ICE Whitepaper: Overcoming Polarization by Evolving Both Right and Left

How Polarity Theory Provides a Path to Political Progress

By Steve McIntosh

Hyper-partisan polarization is crippling our democracy, preventing meaningful action on a wide range of urgent issues. And now polarization even threatens the functionality of the Supreme Court. It can, however, be difficult to focus on a problem that has no apparent solution. Yet while hyper-partisanship is indeed a ‘wicked problem’ with many causes and no straightforward fix, ICE’s integral perspective illuminates a new strategy that can realistically overcome our nation’s political dysfunction.

As Steve argues in this paper, Overcoming Polarization by Evolving Right and Left, we can effectively grow out of extreme polarization by sharpening our focus on the foundational values that form the bedrock of loyalty-identity underlying our national political landscape. Building on the analysis of my acclaimed 2014 paper, Depolarizing the American Mind, this new paper describes a strategy to develop both the right and the left independently and according to their own distinct goals and values, as a prerequisite to greater cooperation overall.

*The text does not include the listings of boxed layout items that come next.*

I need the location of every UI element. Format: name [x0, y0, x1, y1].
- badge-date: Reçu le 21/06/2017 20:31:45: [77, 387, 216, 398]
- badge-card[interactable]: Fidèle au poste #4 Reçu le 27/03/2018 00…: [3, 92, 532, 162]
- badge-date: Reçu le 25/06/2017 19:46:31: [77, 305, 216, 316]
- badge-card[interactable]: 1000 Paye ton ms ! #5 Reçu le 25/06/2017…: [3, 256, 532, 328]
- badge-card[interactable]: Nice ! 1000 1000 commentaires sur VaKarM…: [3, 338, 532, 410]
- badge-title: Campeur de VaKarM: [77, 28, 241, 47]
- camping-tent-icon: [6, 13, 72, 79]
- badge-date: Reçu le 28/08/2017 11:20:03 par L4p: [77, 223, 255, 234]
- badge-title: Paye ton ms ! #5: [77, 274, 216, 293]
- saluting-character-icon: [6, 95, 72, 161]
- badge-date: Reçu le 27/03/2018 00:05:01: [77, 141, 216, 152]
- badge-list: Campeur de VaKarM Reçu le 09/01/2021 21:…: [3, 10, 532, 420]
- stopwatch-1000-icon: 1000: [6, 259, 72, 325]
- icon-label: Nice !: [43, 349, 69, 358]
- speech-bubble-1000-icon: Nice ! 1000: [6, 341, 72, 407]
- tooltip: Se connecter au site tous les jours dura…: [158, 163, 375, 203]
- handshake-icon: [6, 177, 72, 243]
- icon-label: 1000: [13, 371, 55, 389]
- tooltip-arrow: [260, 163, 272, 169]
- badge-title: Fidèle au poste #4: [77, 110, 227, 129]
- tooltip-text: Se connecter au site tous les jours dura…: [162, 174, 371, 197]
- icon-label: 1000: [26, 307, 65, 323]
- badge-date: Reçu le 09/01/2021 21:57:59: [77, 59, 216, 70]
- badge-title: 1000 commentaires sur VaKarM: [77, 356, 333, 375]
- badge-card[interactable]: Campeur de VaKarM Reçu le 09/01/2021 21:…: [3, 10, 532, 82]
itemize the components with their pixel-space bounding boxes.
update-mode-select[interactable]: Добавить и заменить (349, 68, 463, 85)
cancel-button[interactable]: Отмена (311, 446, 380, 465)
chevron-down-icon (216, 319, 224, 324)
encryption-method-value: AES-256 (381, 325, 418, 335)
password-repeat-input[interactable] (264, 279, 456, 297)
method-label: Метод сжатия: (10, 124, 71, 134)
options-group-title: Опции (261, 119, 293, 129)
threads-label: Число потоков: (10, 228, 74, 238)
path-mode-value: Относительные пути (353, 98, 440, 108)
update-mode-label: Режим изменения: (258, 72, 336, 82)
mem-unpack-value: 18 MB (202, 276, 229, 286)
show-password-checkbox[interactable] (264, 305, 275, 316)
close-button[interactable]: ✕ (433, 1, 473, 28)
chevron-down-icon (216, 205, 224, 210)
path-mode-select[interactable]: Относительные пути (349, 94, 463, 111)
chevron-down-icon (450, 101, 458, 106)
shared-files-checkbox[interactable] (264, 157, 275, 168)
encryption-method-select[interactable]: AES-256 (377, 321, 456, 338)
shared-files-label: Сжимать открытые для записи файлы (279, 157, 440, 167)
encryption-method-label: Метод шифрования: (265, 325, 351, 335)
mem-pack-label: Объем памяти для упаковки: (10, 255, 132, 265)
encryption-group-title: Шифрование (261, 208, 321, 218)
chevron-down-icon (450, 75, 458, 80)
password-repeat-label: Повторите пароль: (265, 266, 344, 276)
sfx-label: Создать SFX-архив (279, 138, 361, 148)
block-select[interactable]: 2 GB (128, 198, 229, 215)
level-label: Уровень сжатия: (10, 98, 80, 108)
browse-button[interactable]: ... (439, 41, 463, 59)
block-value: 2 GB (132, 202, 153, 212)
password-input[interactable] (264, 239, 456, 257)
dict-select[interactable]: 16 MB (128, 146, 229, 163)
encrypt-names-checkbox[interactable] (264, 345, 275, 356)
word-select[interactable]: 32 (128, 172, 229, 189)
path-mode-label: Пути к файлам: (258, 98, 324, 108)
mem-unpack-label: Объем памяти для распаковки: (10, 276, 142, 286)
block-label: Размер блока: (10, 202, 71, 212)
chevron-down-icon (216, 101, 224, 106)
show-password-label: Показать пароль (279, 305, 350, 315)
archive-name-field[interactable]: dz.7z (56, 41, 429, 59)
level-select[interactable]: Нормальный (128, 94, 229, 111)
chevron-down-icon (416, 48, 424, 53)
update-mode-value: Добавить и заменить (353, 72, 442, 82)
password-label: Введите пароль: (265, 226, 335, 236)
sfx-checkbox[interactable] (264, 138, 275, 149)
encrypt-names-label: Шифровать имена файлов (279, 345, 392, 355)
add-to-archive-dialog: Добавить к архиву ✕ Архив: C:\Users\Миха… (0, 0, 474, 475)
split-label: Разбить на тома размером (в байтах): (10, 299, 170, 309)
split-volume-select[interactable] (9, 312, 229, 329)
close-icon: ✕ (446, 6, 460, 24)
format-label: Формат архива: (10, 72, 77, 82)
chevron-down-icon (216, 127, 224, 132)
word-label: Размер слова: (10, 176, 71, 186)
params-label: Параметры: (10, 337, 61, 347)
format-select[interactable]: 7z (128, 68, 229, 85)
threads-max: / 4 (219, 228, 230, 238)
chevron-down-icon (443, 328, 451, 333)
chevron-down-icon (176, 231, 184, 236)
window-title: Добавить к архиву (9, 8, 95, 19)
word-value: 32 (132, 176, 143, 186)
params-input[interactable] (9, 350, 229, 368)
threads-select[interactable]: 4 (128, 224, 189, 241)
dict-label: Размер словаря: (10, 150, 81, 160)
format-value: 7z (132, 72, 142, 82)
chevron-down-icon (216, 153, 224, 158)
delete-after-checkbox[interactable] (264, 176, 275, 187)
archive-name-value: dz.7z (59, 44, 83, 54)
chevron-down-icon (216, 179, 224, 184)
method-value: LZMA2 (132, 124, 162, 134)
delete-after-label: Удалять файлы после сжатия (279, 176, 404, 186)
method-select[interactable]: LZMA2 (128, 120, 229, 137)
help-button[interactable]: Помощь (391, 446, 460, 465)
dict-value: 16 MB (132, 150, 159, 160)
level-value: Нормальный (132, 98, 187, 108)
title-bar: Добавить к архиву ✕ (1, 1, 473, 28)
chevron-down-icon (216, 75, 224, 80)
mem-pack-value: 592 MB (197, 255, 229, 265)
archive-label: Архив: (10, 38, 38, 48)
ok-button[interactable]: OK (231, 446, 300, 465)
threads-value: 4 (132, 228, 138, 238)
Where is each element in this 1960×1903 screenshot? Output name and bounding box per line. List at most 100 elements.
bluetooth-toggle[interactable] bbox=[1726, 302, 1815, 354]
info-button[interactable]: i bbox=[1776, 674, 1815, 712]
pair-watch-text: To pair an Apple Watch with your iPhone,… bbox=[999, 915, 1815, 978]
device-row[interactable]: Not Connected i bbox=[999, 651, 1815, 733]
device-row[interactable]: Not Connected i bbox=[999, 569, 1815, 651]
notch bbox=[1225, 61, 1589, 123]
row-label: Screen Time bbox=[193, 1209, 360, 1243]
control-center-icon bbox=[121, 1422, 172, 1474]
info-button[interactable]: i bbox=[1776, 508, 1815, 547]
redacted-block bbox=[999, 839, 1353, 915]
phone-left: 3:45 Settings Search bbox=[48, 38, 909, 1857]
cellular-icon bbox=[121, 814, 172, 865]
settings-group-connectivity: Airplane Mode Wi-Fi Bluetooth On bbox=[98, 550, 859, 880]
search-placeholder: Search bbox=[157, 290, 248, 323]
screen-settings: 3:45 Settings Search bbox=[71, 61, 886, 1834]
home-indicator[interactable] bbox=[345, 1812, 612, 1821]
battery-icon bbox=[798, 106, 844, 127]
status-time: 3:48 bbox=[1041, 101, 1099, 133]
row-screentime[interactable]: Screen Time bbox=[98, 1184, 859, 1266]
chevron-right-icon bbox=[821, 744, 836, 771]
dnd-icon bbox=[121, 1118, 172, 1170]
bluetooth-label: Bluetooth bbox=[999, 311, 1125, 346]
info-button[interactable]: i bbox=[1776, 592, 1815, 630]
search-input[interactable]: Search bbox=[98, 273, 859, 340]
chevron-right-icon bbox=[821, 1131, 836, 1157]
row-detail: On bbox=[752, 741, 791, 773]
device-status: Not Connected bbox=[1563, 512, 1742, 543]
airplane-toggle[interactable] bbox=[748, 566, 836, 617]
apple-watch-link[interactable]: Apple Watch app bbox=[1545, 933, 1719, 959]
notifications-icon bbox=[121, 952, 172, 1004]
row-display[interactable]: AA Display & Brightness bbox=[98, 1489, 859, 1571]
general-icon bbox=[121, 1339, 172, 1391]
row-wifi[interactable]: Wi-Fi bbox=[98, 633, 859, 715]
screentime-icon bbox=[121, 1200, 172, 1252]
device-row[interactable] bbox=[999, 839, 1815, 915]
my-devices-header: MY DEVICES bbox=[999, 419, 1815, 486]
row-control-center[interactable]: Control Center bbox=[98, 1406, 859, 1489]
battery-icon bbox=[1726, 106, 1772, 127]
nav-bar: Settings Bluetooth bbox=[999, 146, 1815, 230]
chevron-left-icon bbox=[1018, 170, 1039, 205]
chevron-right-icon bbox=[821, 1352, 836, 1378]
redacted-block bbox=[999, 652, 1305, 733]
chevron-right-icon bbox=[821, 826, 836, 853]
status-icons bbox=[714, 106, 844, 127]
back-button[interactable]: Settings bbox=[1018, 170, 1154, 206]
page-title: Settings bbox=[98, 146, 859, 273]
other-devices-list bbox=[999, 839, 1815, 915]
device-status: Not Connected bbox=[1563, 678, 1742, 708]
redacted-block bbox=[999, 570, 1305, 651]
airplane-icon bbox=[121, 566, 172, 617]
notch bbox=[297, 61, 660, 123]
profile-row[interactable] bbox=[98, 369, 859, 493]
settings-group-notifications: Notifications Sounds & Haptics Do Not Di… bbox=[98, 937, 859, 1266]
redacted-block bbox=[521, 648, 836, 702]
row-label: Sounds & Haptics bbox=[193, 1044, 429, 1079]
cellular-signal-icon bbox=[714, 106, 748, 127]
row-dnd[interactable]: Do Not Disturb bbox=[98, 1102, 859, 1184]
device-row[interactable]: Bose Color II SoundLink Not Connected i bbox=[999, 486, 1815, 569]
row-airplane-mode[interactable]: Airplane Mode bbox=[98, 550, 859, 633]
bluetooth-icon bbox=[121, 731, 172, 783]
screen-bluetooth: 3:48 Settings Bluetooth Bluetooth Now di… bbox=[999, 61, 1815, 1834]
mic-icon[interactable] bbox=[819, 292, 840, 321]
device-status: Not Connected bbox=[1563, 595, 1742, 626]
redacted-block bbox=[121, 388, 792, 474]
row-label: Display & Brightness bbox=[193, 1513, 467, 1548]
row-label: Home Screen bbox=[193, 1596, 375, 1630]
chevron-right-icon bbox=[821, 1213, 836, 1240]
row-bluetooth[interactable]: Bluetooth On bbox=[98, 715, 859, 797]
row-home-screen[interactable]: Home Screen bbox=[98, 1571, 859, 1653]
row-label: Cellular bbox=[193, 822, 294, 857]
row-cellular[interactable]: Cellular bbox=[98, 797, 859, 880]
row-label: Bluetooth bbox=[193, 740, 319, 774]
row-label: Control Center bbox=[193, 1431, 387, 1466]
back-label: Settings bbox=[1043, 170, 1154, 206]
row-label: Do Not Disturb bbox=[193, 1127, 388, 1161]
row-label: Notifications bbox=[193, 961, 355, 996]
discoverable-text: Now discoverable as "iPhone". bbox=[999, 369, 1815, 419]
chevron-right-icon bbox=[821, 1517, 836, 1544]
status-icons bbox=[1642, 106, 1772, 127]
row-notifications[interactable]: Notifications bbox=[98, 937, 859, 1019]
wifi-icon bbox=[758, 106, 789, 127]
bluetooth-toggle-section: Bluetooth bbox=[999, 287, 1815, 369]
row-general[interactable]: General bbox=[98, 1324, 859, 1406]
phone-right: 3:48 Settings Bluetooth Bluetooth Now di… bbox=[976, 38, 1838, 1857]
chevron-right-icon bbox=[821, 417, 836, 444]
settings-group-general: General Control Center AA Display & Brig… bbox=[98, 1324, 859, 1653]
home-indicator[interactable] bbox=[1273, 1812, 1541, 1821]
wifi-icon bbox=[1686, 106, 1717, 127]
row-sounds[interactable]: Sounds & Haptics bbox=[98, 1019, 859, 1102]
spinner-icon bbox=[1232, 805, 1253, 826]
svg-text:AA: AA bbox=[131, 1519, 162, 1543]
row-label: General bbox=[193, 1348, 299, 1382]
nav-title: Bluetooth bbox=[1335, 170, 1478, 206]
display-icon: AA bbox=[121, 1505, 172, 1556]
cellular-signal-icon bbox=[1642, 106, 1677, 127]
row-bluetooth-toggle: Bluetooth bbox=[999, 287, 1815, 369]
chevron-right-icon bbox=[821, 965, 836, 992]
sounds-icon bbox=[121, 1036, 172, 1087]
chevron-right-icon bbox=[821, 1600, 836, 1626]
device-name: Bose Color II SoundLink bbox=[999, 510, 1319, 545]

In furtherance of this strategy of developing each side independently, the paper describes a new kind of deliberative polar alliance that can better integrate the competing camps (opposing poles) that exist within both the right and the left. It then shows how the American right can evolve by forming such a deliberative alliance between its conservative and libertarian poles. This is followed by a similar analysis of the American left, where an opportunity now exists to evolve this side of the spectrum by forming a more functional alliance between the liberal and progressive poles of the left. Eventually, as both sides evolve culturally, the inherent virtue of each side’s bedrock values will become more apparent, leading to greater sympathy and trust. It is thus through this kind of cultural evolution that we can effectively overcome our current political stagnation.